Analysts argued that his win was inevitable. The Marcos propaganda machinery had been in the works for decades – rebranding their name, revising history, and spreading disinformation. In 2020, Marcos Jr. even pushed for the revision of history textbooks because “it was teaching children lies” about his father’s regime. Among the supposed “lies” of the Marcos regime was the existence of political detainees. Marcos apologists insisted that those jailed were criminals, despite historical records proving otherwise. An older generation of Martial Law deniers have also been at the forefront of the conversation. Because of heavy media suppression and control under the dictatorship, “law-abiding citizens” were led to believe that it was a crime-free society. But little did they know that those fighting for their freedom were being tortured, raped, or killed in camps. And intellectuals, historians, and political cronies will continue to defend the Marcoses’ version of history in a bid to gain better positions in society.
And the culmination of the massive disinformation campaign was launched on social media during the election period. It rebranded the darkest years of post-colonial Philippines into the “golden era of peace and crime-free society.” This doesn’t come as a surprise since TikTok has been a breeding ground for misinformation campaigns, not just in the Philippines, but globally. In a recent NewsGuard review, 1 in 5 of the videos automatically suggested contained misinformation. While TikTok may be in the hot seat, other social media platforms are just as complicit. The algorithms are a whole new ball game that even millennials can barely keep up with. How much more the older generation who are using Facebook and YouTube to rely on for Martial Law information?
After all the interviews and further Martial Law research, I learned so much about the regime that was never taught in school. I knew it was bad, but I didn’t know the extent of its brutality. It made me realize our Martial Law education was limited and broad, if not non-existent.

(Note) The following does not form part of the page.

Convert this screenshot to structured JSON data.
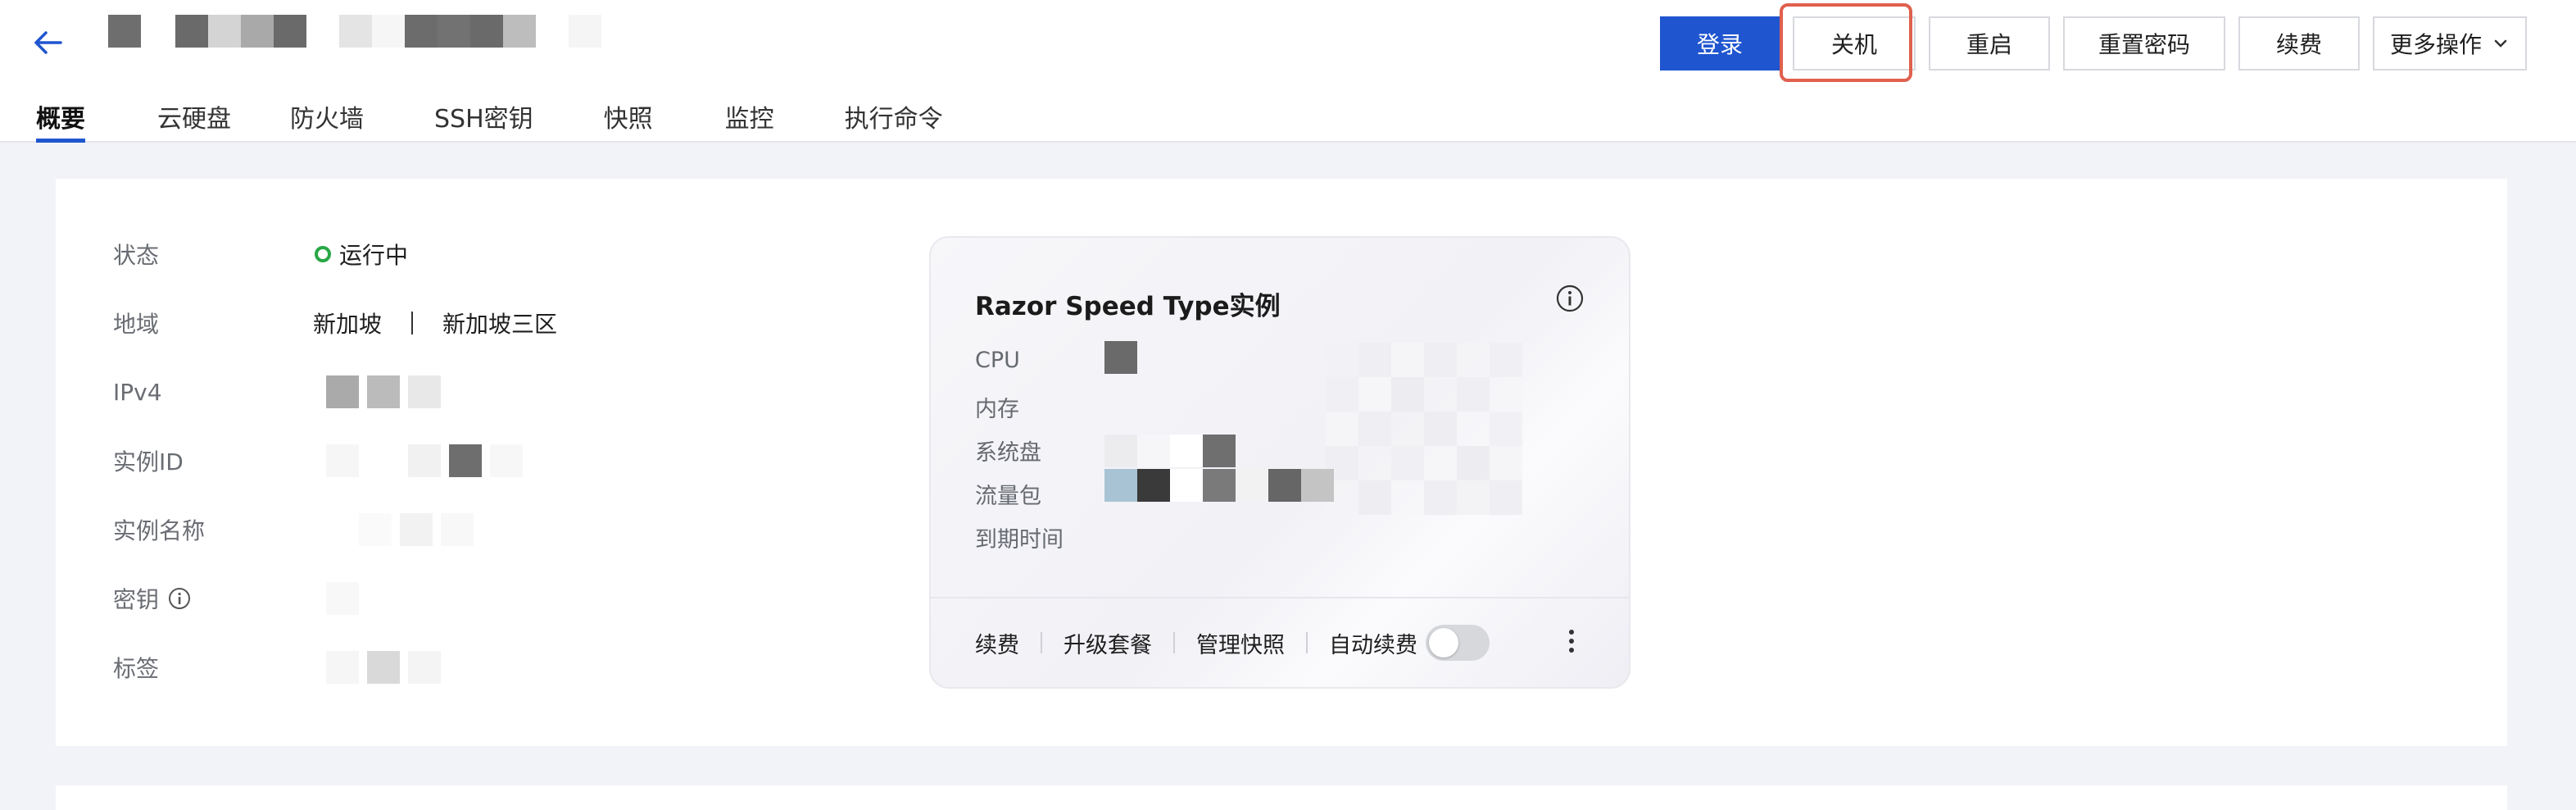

If we had better Martial Law education, could we have had a better fighting chance against the Marcos resurgence? I may never know the answer, especially when we’re fighting against oppressors who have the advantage of stolen wealth, power, and connections. It can feel hopeless, frustrating, and disempowering. But when we start to believe this narrative, this is how they win.
I remember the words of journalist Dr Sheila Coronel: “In the months and weeks before that night, the most erudite observers were telling us there was no way Marcos would go away. But in 1986, we proved them wrong. Filipinos asserted their agency against the weight of power and the forces of history.”
So, I think of the fighting spirit of the two million Filipinos who marched the streets of EDSA, and cities around the country, to oust a tyrant in 1986. We should never forget. We have done the impossible once, and we can do it again. – Rappler.com
Vivien Beduya is a Cebuana post-graduate student journalist based in Aotearoa New Zealand. She is passionate about photography, travel, and storytelling, particularly on diversity reporting.